Create a remote model in BigQuery
It takes a few minutes to install the model. Once the deployment is finished, use a SQL query similar to this one to establish a remote model in BigQuery:
CREATE OR REPLACE MODEL bqml_tutorial.llama_3_3_70b
REMOTE WITH CONNECTION `LOCATION.CONNECTION_ID'
OPTIONS
(endpoint='https://<region>-aiplatform.googleapis.com/v1/projects/<project_name>/locations/<region>/endpoints/<endpoint_id>'
)
You must supply a “Connection” in order for BigQuery to establish a connection with a distant endpoint. You can make a connection by following these steps if you don’t currently have one. In the code sample above, substitute the endpoint URL for the placeholder endpoint. Using Vertex AI > Online Prediction>Endpoints>Sample Request, you may retrieve endpoint_id information from the console.
Perform inference
You can now use BigQuery ML to execute inference against this model. Consider this dataset of medical transcripts as an example for this case. It contains unstructured and diverse raw transcripts that document the medical facility’s patients’ histories, diagnoses, and treatments. The picture below represents an example of a transcript:
Create a table
Make a table initially in order to analyse this data in BigQuery.
LOAD DATA OVERWRITE bqml_tutorial.medical_transcript
FROM FILES( format='NEWLINE_DELIMITED_JSON',uris = ['gs://cloud-samples-data/vertex-ai/model-evaluation/peft_eval_sample.jsonl'] )
Perform inference
The unstructured transcripts in your database can now have structured data extracted from them using your Llama model. Let’s say you wish to extract each entry’s patient’s age, gender, and list of illnesses. The resulting insights may be saved to a table using a SQL query similar to the one below. In the model prompt, include the data you wish to extract along with its schema.

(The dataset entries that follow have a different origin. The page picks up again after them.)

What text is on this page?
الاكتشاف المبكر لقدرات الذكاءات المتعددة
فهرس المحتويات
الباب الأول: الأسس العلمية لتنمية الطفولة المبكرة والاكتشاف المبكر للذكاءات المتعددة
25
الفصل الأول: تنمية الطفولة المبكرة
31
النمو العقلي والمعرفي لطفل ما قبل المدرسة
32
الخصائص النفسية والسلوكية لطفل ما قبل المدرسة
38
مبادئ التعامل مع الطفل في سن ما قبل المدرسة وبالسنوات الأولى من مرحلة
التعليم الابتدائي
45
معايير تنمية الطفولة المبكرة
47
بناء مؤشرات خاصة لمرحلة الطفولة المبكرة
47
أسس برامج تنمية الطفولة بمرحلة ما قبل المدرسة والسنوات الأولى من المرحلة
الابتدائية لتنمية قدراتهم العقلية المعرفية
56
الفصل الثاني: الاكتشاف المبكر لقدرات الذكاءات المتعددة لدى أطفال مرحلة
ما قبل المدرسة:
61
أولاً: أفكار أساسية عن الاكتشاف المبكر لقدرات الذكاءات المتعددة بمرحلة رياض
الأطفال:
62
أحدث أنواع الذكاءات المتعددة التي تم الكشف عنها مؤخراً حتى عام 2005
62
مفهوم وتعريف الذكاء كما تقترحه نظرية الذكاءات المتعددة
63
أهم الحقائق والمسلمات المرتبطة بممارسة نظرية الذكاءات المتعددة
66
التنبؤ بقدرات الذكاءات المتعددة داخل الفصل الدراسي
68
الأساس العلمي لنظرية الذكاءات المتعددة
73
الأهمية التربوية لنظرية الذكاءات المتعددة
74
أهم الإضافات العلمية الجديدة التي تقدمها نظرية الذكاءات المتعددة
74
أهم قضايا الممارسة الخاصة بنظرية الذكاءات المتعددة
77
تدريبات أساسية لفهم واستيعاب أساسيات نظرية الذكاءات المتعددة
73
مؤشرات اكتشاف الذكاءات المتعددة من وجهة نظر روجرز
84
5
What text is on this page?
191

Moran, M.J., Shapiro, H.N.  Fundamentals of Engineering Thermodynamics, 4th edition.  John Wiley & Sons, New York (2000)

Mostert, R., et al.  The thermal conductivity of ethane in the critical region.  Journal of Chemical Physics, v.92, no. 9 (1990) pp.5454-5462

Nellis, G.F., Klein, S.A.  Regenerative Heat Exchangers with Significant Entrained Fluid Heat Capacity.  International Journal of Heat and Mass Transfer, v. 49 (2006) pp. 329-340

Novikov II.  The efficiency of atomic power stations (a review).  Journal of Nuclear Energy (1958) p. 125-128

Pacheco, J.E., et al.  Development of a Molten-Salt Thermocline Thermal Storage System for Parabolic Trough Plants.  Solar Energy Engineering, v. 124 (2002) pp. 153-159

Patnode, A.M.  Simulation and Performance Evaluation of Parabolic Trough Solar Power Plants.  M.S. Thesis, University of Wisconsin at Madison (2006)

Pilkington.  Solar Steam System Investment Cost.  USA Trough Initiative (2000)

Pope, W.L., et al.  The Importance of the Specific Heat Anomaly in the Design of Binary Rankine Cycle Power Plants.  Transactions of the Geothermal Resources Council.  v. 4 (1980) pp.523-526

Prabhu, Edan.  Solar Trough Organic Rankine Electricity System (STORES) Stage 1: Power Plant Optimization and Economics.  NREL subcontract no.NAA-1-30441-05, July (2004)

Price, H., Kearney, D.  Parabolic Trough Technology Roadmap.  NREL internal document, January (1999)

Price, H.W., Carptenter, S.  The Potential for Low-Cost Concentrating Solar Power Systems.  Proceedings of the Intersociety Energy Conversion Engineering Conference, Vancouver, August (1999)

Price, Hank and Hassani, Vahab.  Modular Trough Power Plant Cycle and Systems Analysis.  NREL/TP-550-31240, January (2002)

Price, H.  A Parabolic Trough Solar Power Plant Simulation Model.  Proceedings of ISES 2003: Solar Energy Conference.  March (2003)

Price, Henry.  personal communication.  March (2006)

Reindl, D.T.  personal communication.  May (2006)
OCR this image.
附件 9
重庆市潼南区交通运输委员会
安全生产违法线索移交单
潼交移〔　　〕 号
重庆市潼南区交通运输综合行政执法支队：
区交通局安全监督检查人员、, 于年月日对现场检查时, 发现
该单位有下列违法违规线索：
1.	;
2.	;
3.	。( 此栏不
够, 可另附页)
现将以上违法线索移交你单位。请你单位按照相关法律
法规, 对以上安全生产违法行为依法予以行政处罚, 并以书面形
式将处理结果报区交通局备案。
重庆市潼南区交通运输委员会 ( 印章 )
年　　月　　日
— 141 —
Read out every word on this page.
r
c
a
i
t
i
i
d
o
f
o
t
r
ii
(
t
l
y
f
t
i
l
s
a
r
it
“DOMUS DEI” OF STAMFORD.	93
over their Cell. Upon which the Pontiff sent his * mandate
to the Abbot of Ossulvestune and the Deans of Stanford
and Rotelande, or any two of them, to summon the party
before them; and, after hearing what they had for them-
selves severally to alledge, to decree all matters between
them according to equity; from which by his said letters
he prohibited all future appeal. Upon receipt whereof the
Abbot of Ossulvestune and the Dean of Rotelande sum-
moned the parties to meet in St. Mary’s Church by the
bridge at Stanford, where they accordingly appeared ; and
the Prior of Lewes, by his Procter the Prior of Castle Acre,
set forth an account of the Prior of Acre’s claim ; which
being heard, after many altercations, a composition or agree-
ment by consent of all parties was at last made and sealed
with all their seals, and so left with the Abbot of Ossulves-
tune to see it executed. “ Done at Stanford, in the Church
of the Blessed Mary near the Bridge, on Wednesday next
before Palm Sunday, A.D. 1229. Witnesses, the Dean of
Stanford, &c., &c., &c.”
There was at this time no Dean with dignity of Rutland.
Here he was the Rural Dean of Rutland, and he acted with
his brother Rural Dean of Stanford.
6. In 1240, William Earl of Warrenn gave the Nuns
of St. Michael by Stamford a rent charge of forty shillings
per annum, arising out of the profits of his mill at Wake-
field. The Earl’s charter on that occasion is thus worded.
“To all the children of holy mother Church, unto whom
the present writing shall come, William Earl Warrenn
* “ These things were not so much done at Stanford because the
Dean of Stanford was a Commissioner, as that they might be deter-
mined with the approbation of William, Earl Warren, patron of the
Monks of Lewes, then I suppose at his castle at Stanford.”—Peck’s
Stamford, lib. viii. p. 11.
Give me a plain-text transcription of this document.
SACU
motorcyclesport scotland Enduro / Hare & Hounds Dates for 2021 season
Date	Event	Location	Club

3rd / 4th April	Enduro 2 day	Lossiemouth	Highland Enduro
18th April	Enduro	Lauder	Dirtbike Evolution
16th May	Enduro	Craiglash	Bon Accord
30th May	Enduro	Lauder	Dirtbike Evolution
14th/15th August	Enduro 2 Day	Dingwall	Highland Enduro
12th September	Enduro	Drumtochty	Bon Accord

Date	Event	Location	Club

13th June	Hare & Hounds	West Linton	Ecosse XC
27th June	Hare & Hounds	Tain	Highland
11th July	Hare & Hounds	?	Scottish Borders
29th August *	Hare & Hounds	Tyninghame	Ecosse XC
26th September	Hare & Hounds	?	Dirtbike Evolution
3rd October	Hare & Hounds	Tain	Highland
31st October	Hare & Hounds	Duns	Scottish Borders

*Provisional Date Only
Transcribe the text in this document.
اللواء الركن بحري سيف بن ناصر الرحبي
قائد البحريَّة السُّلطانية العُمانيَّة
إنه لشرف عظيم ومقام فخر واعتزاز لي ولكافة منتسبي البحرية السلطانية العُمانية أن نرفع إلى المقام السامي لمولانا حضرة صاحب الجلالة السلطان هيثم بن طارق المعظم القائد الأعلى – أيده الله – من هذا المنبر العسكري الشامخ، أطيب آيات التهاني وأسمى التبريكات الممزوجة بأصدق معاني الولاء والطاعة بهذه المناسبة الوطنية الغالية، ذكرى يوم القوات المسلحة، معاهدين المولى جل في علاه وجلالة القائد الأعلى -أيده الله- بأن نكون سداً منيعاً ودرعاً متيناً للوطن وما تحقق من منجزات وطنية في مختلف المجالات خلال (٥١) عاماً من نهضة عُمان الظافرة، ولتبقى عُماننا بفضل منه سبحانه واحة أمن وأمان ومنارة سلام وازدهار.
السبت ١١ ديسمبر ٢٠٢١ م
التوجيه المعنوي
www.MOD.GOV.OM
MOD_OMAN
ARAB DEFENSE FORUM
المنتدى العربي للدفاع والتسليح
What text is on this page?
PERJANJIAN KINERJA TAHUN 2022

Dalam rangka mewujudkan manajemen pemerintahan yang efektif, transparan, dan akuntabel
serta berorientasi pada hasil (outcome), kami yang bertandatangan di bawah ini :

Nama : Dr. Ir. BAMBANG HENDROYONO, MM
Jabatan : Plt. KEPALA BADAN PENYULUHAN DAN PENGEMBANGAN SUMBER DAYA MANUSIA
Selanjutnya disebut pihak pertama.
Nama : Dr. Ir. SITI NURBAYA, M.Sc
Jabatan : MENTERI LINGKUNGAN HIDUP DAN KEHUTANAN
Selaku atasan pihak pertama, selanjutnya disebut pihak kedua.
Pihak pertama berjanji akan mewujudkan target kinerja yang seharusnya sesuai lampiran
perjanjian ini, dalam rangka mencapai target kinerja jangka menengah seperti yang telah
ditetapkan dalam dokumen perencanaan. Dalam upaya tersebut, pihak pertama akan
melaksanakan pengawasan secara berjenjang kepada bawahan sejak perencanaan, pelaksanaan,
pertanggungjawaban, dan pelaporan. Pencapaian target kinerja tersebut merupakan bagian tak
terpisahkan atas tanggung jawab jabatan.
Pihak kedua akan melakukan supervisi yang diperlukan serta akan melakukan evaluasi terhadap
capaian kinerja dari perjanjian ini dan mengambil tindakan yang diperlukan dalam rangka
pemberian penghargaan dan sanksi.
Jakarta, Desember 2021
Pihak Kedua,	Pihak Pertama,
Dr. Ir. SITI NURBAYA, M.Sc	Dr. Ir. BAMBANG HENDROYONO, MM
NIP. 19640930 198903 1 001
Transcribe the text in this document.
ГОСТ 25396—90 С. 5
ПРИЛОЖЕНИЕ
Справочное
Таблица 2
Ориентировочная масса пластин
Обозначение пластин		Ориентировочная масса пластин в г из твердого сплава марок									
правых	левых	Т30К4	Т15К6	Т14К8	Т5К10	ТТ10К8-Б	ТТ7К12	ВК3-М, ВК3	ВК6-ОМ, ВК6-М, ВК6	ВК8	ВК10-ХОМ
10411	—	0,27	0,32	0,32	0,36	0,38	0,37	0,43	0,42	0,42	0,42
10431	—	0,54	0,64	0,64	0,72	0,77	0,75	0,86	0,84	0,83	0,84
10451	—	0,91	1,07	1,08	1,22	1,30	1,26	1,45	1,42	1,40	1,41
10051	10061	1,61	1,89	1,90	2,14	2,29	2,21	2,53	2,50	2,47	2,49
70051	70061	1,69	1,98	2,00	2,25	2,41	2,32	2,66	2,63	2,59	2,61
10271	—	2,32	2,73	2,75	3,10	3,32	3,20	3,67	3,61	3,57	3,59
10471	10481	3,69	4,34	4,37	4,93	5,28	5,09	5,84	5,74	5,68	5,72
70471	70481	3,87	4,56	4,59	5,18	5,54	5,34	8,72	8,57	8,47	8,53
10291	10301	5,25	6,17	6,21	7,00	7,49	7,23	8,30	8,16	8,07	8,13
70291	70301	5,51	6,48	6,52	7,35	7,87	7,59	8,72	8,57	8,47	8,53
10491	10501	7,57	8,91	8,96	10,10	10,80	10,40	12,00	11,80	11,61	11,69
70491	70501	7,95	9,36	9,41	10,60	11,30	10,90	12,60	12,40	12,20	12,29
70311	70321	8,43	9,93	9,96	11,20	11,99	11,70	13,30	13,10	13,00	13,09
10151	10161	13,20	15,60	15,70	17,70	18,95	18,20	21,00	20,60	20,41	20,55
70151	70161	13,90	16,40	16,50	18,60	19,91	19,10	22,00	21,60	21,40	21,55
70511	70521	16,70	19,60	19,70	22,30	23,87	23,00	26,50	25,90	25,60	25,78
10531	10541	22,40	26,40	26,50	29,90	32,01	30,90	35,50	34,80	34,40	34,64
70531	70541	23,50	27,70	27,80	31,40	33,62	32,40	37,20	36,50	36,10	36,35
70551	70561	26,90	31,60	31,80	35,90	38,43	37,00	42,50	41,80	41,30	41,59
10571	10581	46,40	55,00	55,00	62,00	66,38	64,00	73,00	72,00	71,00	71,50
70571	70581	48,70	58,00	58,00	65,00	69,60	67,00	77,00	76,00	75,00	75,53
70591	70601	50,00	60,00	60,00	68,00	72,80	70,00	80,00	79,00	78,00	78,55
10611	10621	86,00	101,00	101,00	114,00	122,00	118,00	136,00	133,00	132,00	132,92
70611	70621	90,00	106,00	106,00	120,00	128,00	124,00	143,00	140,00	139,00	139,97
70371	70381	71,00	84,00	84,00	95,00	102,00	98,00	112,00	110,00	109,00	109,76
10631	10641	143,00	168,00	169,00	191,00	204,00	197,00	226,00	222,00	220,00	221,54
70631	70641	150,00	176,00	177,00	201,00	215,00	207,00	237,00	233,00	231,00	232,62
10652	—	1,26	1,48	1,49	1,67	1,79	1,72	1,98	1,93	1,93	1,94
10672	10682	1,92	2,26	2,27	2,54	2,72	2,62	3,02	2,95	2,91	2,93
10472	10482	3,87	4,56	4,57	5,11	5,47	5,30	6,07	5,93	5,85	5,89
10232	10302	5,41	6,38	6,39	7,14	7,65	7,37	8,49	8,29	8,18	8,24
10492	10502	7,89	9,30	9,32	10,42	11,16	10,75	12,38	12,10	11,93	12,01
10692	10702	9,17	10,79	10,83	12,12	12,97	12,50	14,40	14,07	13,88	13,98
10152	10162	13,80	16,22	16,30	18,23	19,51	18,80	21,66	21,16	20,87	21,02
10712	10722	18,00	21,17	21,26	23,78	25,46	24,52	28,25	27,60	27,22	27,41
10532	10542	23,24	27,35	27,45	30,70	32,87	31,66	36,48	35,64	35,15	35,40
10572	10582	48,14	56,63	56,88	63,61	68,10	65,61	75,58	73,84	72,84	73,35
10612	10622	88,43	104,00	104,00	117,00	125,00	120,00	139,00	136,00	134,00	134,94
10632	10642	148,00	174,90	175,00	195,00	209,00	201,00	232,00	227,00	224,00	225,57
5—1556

Because the input prompt is included in the output delivered by this Llama endpoint, Google Cloud additionally created and utilised an ExtractOutput method to assist us in parsing the output. The following is the output table with the findings in the “generated_text” column:
Perform analytics on results
This data may now be used for a variety of analytics. Answer “What are the most common diseases in females with age 30+ in Google Cloud’s sample?” with a simple SQL query. Most common are “hypertension,” “arthritis,” and “hyperlipidaemia.”
WITH
parsed_data AS (
SELECT
JSON_EXTRACT_SCALAR(generated_text, '$.Gender') AS gender,
CAST(JSON_EXTRACT_SCALAR(generated_text, '$.Age') AS INT64) AS age,
JSON_EXTRACT_ARRAY(generated_text, '$.Disease') AS diseases,
FROM
bqml_tutorial.medical_transcript_analysis_test)
SELECT
disease,
count(*) AS occurrence
FROM
parsed_data, UNNEST(diseases) AS disease
WHERE
LOWER(gender) = 'female'
AND age >= 30
GROUP BY
disease
ORDER BY
occurrence DESC
LIMIT 3;
Start now
With the BigQuery and Vertex Model Garden interaction, you may test BigQuery using a tuned/distilled model or your own favourite open model.